O reacionário continua o mesmo

Depois de Machado de Assis, só uns dois ou três nomes podem reivindicar para si o mérito de ser um estilo no gênero da crônica. Um deles, naturalmente, é o Rubem Braga. E outro fatalmente é o Nelson Rodrigues. O mesmo Nelson que é sempre reconhecido por seus contos e por suas peças merece ser incluído entre os melhores cronistas que tivemos. E não cronista esportivo. Cronista cronista mesmo, daqueles que escrevem uma coluna diária no jornal sobre o que lhe der na telha, normalmente abordando acontecimentos cotidianos, frequentemente recorrendo ao passado, geralmente dialogando com o leitor do jornal.

Nelson Rodrigues é um polemista, mas também é um humorista – daqueles que contam uma piada engraçadíssima sem esboçar um mísero sorriso.

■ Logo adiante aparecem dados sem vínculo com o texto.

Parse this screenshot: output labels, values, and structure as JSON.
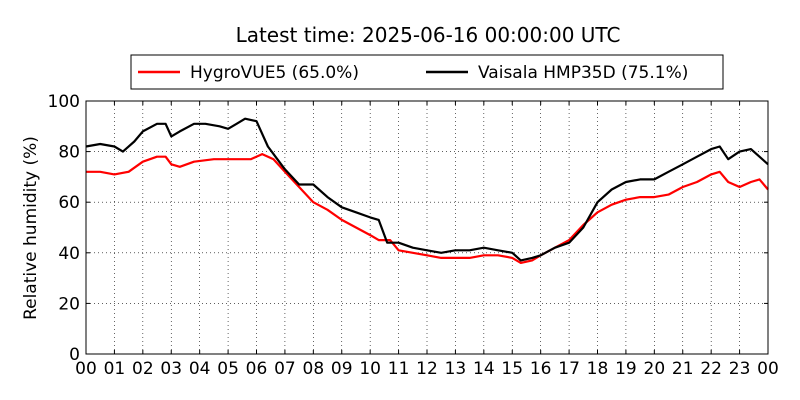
{
  "chart_data": {
    "type": "line",
    "title": "Latest time: 2025-06-16 00:00:00 UTC",
    "ylabel": "Relative humidity (%)",
    "xlabel": "",
    "xlim": [
      0,
      24
    ],
    "ylim": [
      0,
      100
    ],
    "x_tick_labels": [
      "00",
      "01",
      "02",
      "03",
      "04",
      "05",
      "06",
      "07",
      "08",
      "09",
      "10",
      "11",
      "12",
      "13",
      "14",
      "15",
      "16",
      "17",
      "18",
      "19",
      "20",
      "21",
      "22",
      "23",
      "00"
    ],
    "y_tick_labels": [
      "0",
      "20",
      "40",
      "60",
      "80",
      "100"
    ],
    "grid": true,
    "legend_position": "top-center",
    "series": [
      {
        "name": "HygroVUE5 (65.0%)",
        "color": "#ff0000",
        "x": [
          0,
          0.5,
          1,
          1.5,
          2,
          2.5,
          2.8,
          3,
          3.3,
          3.8,
          4.5,
          5,
          5.5,
          5.8,
          6.2,
          6.6,
          7,
          7.5,
          8,
          8.5,
          9,
          9.5,
          10,
          10.3,
          10.7,
          11,
          11.5,
          12,
          12.5,
          13,
          13.5,
          14,
          14.5,
          15,
          15.3,
          15.7,
          16,
          16.5,
          17,
          17.5,
          18,
          18.5,
          19,
          19.5,
          20,
          20.5,
          21,
          21.5,
          22,
          22.3,
          22.6,
          23,
          23.4,
          23.7,
          24
        ],
        "values": [
          72,
          72,
          71,
          72,
          76,
          78,
          78,
          75,
          74,
          76,
          77,
          77,
          77,
          77,
          79,
          77,
          72,
          66,
          60,
          57,
          53,
          50,
          47,
          45,
          45,
          41,
          40,
          39,
          38,
          38,
          38,
          39,
          39,
          38,
          36,
          37,
          39,
          42,
          45,
          51,
          56,
          59,
          61,
          62,
          62,
          63,
          66,
          68,
          71,
          72,
          68,
          66,
          68,
          69,
          65
        ]
      },
      {
        "name": "Vaisala HMP35D (75.1%)",
        "color": "#000000",
        "x": [
          0,
          0.5,
          1,
          1.3,
          1.7,
          2,
          2.5,
          2.8,
          3,
          3.3,
          3.8,
          4.2,
          4.7,
          5,
          5.3,
          5.6,
          6,
          6.4,
          6.8,
          7,
          7.5,
          8,
          8.5,
          9,
          9.5,
          10,
          10.3,
          10.6,
          11,
          11.5,
          12,
          12.5,
          13,
          13.5,
          14,
          14.5,
          15,
          15.3,
          15.7,
          16,
          16.5,
          17,
          17.5,
          18,
          18.5,
          19,
          19.5,
          20,
          20.5,
          21,
          21.5,
          22,
          22.3,
          22.6,
          23,
          23.4,
          23.7,
          24
        ],
        "values": [
          82,
          83,
          82,
          80,
          84,
          88,
          91,
          91,
          86,
          88,
          91,
          91,
          90,
          89,
          91,
          93,
          92,
          82,
          76,
          73,
          67,
          67,
          62,
          58,
          56,
          54,
          53,
          44,
          44,
          42,
          41,
          40,
          41,
          41,
          42,
          41,
          40,
          37,
          38,
          39,
          42,
          44,
          50,
          60,
          65,
          68,
          69,
          69,
          72,
          75,
          78,
          81,
          82,
          77,
          80,
          81,
          78,
          75
        ]
      }
    ]
  }
}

Não sei de outro cronista que tenha manejado tão bem a palavra escrita. Suas frases contém palavras precisas, como que escolhidas a dedo para causar um impacto no leitor – geralmente o exagero, que leva ao riso. A escolha, a disposição das palavras, e o tom contundente de Nelson dão às suas frases o ar de verdades eternas e inquestionáveis – e muitas vezes é pura galhofa.

A cadência entre essas frases também é de uma fluidez espantosa. Os temas dificilmente são os mesmos do início ao fim da crônica. “Mas não era isso que eu queria dizer” e “Por que é que estou falando nisso mesmo?” são expressões corriqueiras que fazem com que, repentinamente, o autor mude a direção do seu texto. O fluxo de ideias é constante, e não atrapalha a leitura – geralmente diverte.

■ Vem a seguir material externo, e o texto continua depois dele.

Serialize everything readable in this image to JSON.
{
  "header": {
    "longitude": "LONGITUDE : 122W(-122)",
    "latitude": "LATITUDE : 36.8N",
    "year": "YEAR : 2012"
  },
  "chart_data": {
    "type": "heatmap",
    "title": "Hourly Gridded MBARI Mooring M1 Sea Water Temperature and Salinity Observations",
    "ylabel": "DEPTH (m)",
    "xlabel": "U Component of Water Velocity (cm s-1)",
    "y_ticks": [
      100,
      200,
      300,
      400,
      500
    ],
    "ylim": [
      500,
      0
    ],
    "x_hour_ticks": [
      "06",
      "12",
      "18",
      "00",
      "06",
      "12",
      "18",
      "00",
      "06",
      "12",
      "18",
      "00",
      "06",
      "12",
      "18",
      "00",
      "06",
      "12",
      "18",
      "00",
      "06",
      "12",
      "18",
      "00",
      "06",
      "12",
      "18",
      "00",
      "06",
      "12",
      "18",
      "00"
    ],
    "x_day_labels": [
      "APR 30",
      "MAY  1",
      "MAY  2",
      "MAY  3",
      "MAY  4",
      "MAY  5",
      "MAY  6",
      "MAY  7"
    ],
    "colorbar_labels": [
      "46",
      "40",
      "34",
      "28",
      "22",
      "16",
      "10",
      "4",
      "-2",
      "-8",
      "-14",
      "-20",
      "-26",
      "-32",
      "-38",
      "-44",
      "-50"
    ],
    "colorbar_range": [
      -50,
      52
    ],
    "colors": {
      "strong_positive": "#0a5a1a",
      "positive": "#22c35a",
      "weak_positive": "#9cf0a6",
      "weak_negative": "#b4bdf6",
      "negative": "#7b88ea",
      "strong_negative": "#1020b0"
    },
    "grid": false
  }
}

Em “O Reacionário”, última coletânea de crônicas lançada em vida do autor, Nelson continua criticando Dom Hélder, os padres de passeata, o progressismo na Igreja, nos costumes, nas esquerdas, mas principalmente a ascensão do idiota – ele, que apenas fazia filhos, de repente começou a pensar: descobriu-se em superioridade numérica. Grande parte das suas posições seriam criticadas hoje com a mesma intensidade que foram no final dos anos 60. E, no entanto, não há um texto que não dialogue com o nosso tempo. É uma leitura que, no mínimo, dá o que pensar, principalmente se for feita livre de prisões ideológicas ou partidárias.

É preciso dizer que “O Reacionário” não tem a mesma força de “A Cabra Vadia” – provavelmente sua melhor coletânea. Na verdade, “O Reacionário” é um calhamaço de 700 páginas que faz uma colcha de retalhos de todas as crônicas do autor, e isso significa, inclusive, repetir e adaptar crônicas que já haviam sido publicadas em “A Menina Sem Estrela”, “O Óbvio Ululante” e “A Cabra Vadia”. E como Nelson faz da repetição o seu próprio estilo, até mesmo naquelas crônicas em que não há indicação de publicação anterior tem-se a impressão de já ter lido em algum lugar. Também não há uma ordem cronológica nas crônicas. Por vezes, há uma sequência de textos com temas semelhantes – um dos mais divertidos, e ausente nos outros livros, é a defesa frustrada que Nelson tentou fazer do Piauí.

Não é o melhor livro de crônicas do Nelson, mas é um que, sendo dele, também merece ser lido, e certamente trará algumas boas inquietações. Em tempos de Reinaldo Azevedo e Arnaldo Jabor, dá o que pensar ter um cronista de direita da envergadura do Nelson Rodrigues.